Investigation of the molecular profile of basal cell carcinoma using whole genome microarrays

Abstract

Background: Skin cancer accounts for 1/3 of all newly diagnosed cancer. Although seldom fatal, basal cell carcinoma (BCC) is associated with severe disfigurement and morbidity. BCC has a unique interest for researchers, as although it is often locally invasive, it rarely metastasises. This paper, reporting the first whole genome expression microarray analysis of skin cancer, aimed to investigate the molecular profile of BCC in comparison to non-cancerous skin biopsies. RNA from BCC and normal skin specimens was analysed using Affymetrix whole genome microarrays. A Welch t-test was applied to data normalised using dCHIP to identify significant differentially-expressed genes between BCC and normal specimens. Principal component analysis and support vector machine analysis were performed on resulting genelists, Genmapp was used to identify pathways affected, and GOstat aided identification of areas of gene ontology more highly represented on these lists than would be expected by chance.

Results: Following normalisation, specimens clustered into groups of BCC specimens and of normal skin specimens. Of the 54,675 gene transcripts/variants analysed, 3,921 were differentially expressed between BCC and normal skin specimens. Of these, 2,108 were significantly up-regulated and 1,813 were statistically significantly down-regulated in BCCs.
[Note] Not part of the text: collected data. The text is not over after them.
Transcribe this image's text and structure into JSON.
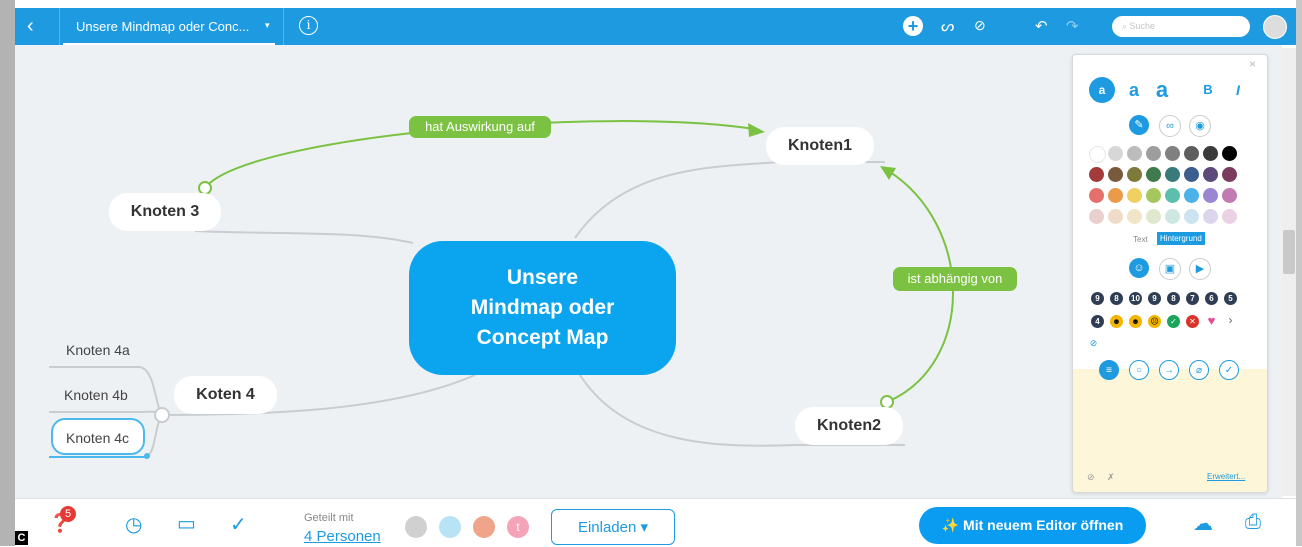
{
  "topbar": {
    "title": "Unsere Mindmap oder Conc...",
    "search_placeholder": "Suche"
  },
  "mindmap": {
    "center": [
      "Unsere",
      "Mindmap oder",
      "Concept Map"
    ],
    "nodes": {
      "knoten1": "Knoten1",
      "knoten2": "Knoten2",
      "knoten3": "Knoten 3",
      "knoten4": "Koten 4",
      "knoten4a": "Knoten 4a",
      "knoten4b": "Knoten 4b",
      "knoten4c": "Knoten 4c"
    },
    "relations": {
      "r1": "hat Auswirkung auf",
      "r2": "ist abhängig von"
    }
  },
  "panel": {
    "font_sizes": [
      "a",
      "a",
      "a"
    ],
    "bold": "B",
    "italic": "I",
    "text_tab": "Text",
    "background_tab": "Hintergrund",
    "numbers": [
      "9",
      "8",
      "10",
      "9",
      "8",
      "7",
      "6",
      "5",
      "4"
    ],
    "more_link": "Erweitert...",
    "colors": {
      "accent": "#1e9be0",
      "swatches": [
        [
          "#ffffff",
          "#d7d7d7",
          "#bcbcbc",
          "#9d9d9d",
          "#808080",
          "#5e5e5e",
          "#3a3a3a",
          "#000000"
        ],
        [
          "#a33b3b",
          "#7a5a3d",
          "#7d7a3b",
          "#3e7a4b",
          "#3b7a7a",
          "#3b5e8e",
          "#5c4a7a",
          "#7a3b5e"
        ],
        [
          "#e5706b",
          "#eb9a4a",
          "#f0d062",
          "#a5c85e",
          "#5cbfae",
          "#4cb2e8",
          "#9b87d1",
          "#c17bb1"
        ],
        [
          "#e9d0cf",
          "#efdcc8",
          "#f0e5c6",
          "#dfe8cf",
          "#cfe7e2",
          "#cde4f0",
          "#ddd5ee",
          "#ecd0e3"
        ]
      ]
    }
  },
  "bottombar": {
    "badge_count": "5",
    "shared_label": "Geteilt mit",
    "shared_people": "4 Personen",
    "avatar_letter": "t",
    "invite_label": "Einladen",
    "editor_label": "Mit neuem Editor öffnen"
  }
}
Conclusion: Functional gene sets differentially expressed include those involved in transcription, proliferation, cell motility, apoptosis and metabolism. As expected, members of the Wnt and hedgehog pathways were found to be significantly different between BCC and normal specimens, as were many previously undescribed changes in gene expression between normal and BCC specimens, including basonuclin2 and mrp9. Quantitative-PCR analysis confirmed our microarray results, identifying novel potential biomarkers for BCC.

Figure 1

Scatter Plot of the 3,921 gene transcripts identified as significantly differentially expressed (by ≥1.2 fold; ≥100 difference in expression intensity; P < 0.05) between BCC and normal skin specimens. Transcripts significantly up-regulated are shown in red; those down-regulated are shown as green.

Figure 2

(A) Condition tree distribution of the 20 BCC (red) and 5 normal skin (yellow) specimens (following dCHIP normalisation, similarity measure, Pearson's correlation, clustering algorithm, average linkage). Expression values ≥100 are indicated in red; ≥50 to <100 are indicated in black, and 0 to <50 are indicated in green. (B) Two-dimensional principal component analysis (PCA) plot where red dots represent BCC specimens and yellow dots represent normal skin specimens indicating that while the normal specimens form a loose cluster (solid line oval), the BCC specimens are more "scattered" and varied (broken line oval). The first principal component expression value is 29.73%; the second component expression value is 12.05%.